Si Chow Yun-Fat Boy Meets Brownie Girl est un film imparfait accusant de faux rythmes récurrents (un moyen métrage aurait été sans doute plus judicieux), il dénote d’un talent sûr et d’une imagination généreuse chez l’auteur (que l’on avait pu remarquer dans Teenage Hooker). Un auteur qui tranche sévèrement dans l’industrie cinématographique sud-coréenne (depuis nous avons pu découvrir également le travail des frères Kim). Un bol d’air qui intéresse et interroge notamment sur son devenir et sa légitimité d’artiste à part entière (quoiqu’en lisant des avis sur son dernier film, Temptation of Eve plus mainstream Nam Ki-woong semble être rentré dans les rangs, espérons que non).
I.D.
Ce long-métrage est à découvrir dans le DVD édité par Spectrums Films dans lequel figure la BA, le moyen-métrage Teenage Hooker became a Killing Machine in Daehakroh, le court-métrage Kangchul ainsi qu’une interview de Nam Ki-woong.
4 commentaires:
Un film qui a l'air aussi foutraque, soit je déteste soit j'adore je pense.
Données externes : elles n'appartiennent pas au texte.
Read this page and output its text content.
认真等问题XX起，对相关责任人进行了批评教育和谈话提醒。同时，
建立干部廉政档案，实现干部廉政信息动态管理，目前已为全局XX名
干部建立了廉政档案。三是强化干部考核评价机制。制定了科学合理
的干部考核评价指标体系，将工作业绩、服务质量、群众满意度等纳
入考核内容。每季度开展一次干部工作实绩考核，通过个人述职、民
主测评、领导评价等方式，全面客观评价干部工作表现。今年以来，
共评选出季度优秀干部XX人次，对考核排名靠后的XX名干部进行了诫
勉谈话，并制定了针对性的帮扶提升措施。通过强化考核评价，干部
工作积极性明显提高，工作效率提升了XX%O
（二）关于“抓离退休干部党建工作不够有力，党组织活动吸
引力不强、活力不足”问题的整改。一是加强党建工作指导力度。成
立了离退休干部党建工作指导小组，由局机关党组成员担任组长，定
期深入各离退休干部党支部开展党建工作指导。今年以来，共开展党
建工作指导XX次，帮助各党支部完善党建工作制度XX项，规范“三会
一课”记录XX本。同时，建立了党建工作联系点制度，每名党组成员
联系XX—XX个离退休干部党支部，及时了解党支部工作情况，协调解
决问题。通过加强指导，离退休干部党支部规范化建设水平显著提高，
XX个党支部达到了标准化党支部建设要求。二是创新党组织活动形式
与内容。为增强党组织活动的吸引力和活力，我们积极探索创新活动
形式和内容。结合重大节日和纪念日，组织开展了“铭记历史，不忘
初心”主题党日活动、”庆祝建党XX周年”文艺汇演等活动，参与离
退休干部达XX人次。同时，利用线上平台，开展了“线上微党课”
Mais déjà s'il y a Kim Joo-Bong dedans, ça fait un bon point ^_^
Un bon point c'est clair. ;) Surtout qu'on le voit pas mal Kim Joo-bong et il a une caractéristique physique qu'on pourrait qualifier de singulière dedans. :)
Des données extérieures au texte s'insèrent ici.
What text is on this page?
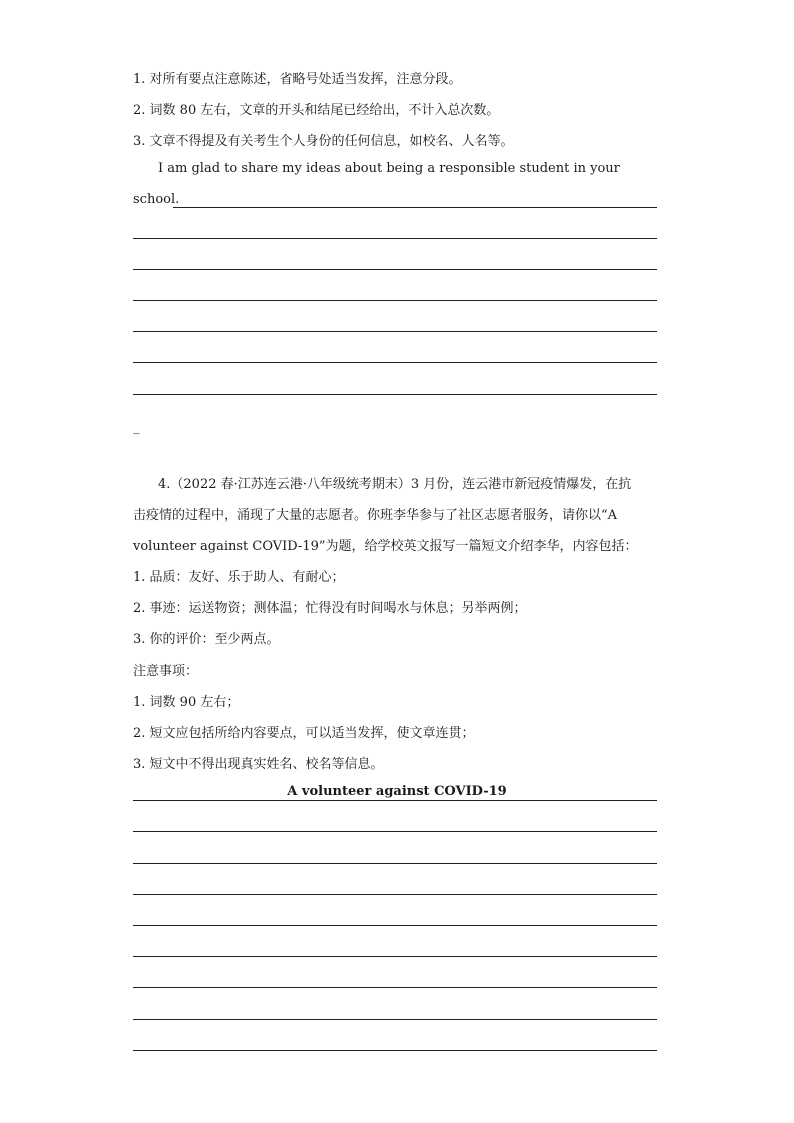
1. 对所有要点注意陈述，省略号处适当发挥，注意分段。
2. 词数 80 左右，文章的开头和结尾已经给出，不计入总次数。
3. 文章不得提及有关考生个人身份的任何信息，如校名、人名等。
I am glad to share my ideas about being a responsible student in your
school.
_
4.（2022 春·江苏连云港·八年级统考期末）3 月份，连云港市新冠疫情爆发，在抗
击疫情的过程中，涌现了大量的志愿者。你班李华参与了社区志愿者服务，请你以“A
volunteer against COVID-19”为题，给学校英文报写一篇短文介绍李华，内容包括：
1. 品质：友好、乐于助人、有耐心；
2. 事迹：运送物资；测体温；忙得没有时间喝水与休息；另举两例；
3. 你的评价：至少两点。
注意事项：
1. 词数 90 左右；
2. 短文应包括所给内容要点，可以适当发挥，使文章连贯；
3. 短文中不得出现真实姓名、校名等信息。
A volunteer against COVID-19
Ce film me fait beaucoup penser aux comédies déjantées qui nous viennent du Japon. Foutu faux rythme quand même ! N'empêche ce long-métrage reste malgré tout l'un de ses films les plus accessible. Pas mon préféré. Les avis des autres suivront bientôt.
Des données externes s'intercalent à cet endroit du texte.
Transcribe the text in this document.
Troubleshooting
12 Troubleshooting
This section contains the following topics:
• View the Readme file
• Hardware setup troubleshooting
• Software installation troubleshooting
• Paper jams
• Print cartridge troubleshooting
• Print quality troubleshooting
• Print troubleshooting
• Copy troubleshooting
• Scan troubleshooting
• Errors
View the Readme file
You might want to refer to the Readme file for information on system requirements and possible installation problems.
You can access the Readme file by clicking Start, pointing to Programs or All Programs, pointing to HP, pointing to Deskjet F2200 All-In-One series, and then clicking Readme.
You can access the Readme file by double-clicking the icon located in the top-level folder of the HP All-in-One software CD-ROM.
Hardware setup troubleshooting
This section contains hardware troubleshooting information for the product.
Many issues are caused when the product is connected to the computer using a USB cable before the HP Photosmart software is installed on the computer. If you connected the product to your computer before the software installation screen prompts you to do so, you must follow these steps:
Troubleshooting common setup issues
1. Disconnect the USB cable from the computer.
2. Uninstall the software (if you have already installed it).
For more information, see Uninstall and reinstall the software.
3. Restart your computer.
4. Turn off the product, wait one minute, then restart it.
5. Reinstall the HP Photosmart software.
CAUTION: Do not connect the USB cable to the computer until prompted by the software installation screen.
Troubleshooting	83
Le film est sympa, mais à mon avis bien en dessous de Teenage Hooker. Teenage Hooker ce fut un belle grosse claque, et ça reste un de mes films coréens préférés.
(après c'est possible que j'en attendais trop, vu que ça faisait des années que je bavais dessus sans pouvoir le voir)
Effectivement bien en dessous de "Teenage Hooker" que j'avais vu il y a 3-4 ans en VO. Du coup avec le DVD, c'était la bonne surprise de l'y voir en bonus et avec des ss-titres. Joie ! Je l'ai donc revu et même s'il y a des défauts c'est quand même franchement pas mal. Y a des idées, du travail picturale et j'en passe.
La découverte c'est aussi son court-métrage "Kangchul", intéressant sur plusieurs points. Bien qu'il ne soit pas facile à appréhender.